Por iniciativa do professor João Varandas Fernandes e do presidente da ANSR, Rui Ribeiro, o Centro de Responsabilidade Integrado de Traumatologia Ortopédica do CHULC e aquela autoridade nacional estão a trabalhar num protocolo de cooperação.
No âmbito do acordo, a unidade hospitalar fornecerá dados anónimos de acidentes e de vítimas dos novos tipos de mobilidade, envolvendo velocípedes e dispositivos de circulação elétricos, como trotinetas. "A ANSR tem necessidade de perceber a caracterização dos acidentes para a definição de medidas a implementar", sublinha Varandas Fernandes. Aguarda a pronúncia da Comissão Nacional de Proteção de Dados.

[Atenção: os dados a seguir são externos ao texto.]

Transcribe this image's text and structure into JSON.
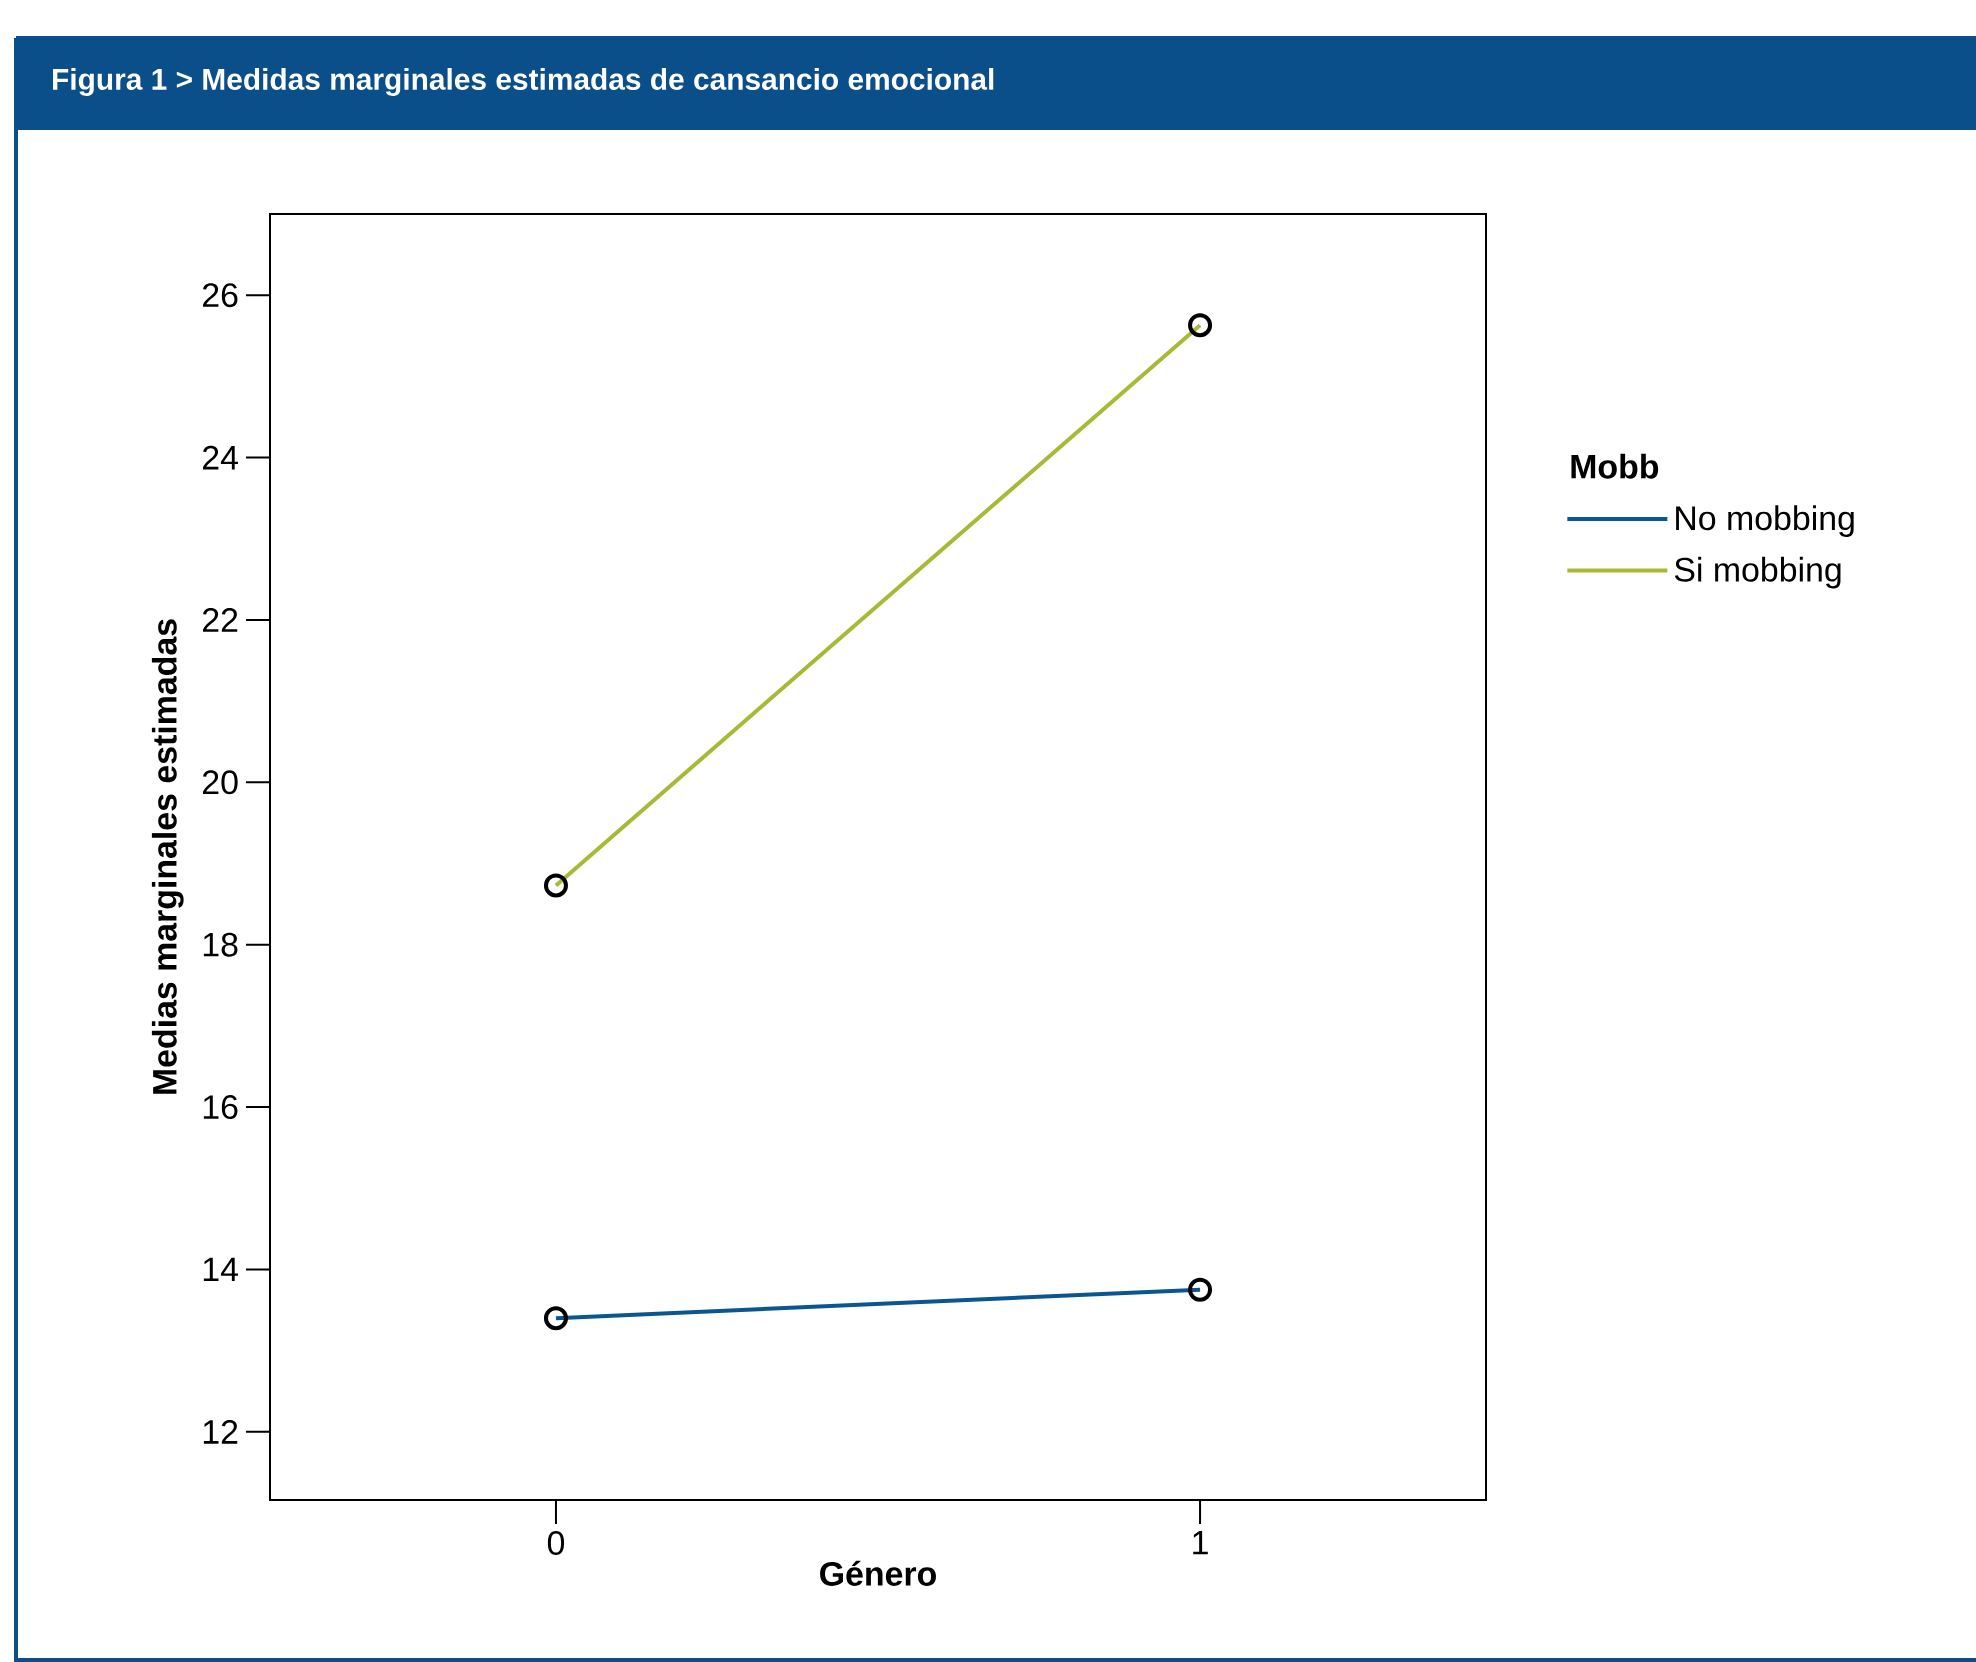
{
  "chart_data": {
    "type": "line",
    "title": "Figura 1 > Medidas marginales estimadas de cansancio emocional",
    "xlabel": "Género",
    "ylabel": "Medias marginales estimadas",
    "legend_title": "Mobb",
    "categories": [
      "0",
      "1"
    ],
    "series": [
      {
        "name": "No mobbing",
        "color": "#0b5690",
        "values": [
          13.4,
          13.75
        ]
      },
      {
        "name": "Si mobbing",
        "color": "#a9b936",
        "values": [
          18.73,
          25.63
        ]
      }
    ],
    "ylim": [
      11.16,
      27.0
    ],
    "yticks": [
      12,
      14,
      16,
      18,
      20,
      22,
      24,
      26
    ],
    "legend": "right",
    "marker": "circle",
    "line_style": "solid"
  }
}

Ultimas propostas para alterar a lei
A Prevenção Rodoviária está a ultimar propostas de alteração ao Código da Estrada no que toca a trotinetas, como o uso obrigatório do capacete e a redução da velocidade para 20 km/hora nas ruas e para seis km/hora nas zonas pedonais. O dossiê será entregue ao Governo em setembro. A Lime, operadora de trotinetas de aluguer em Lisboa, garante que os utentes que violam "repetidamente as regras de segurança podem ser proibidos de usar os veículos", mas não diz quantos foram banidos. A Bolt, presente em 10 concelhos, possui um sistema de reação cognitiva à noite e não permite o aluguer, se o utente estiver alcoolizado.
28 acidentes registados pela GNR neste ano. Destaque para os distritos do Porto, Lisboa, Faro e Setúbal.
500 sinistrados tratados no Hospital Lisboa Central em 2019, 700 em 2021 e ultrapassará mil casos em 2022.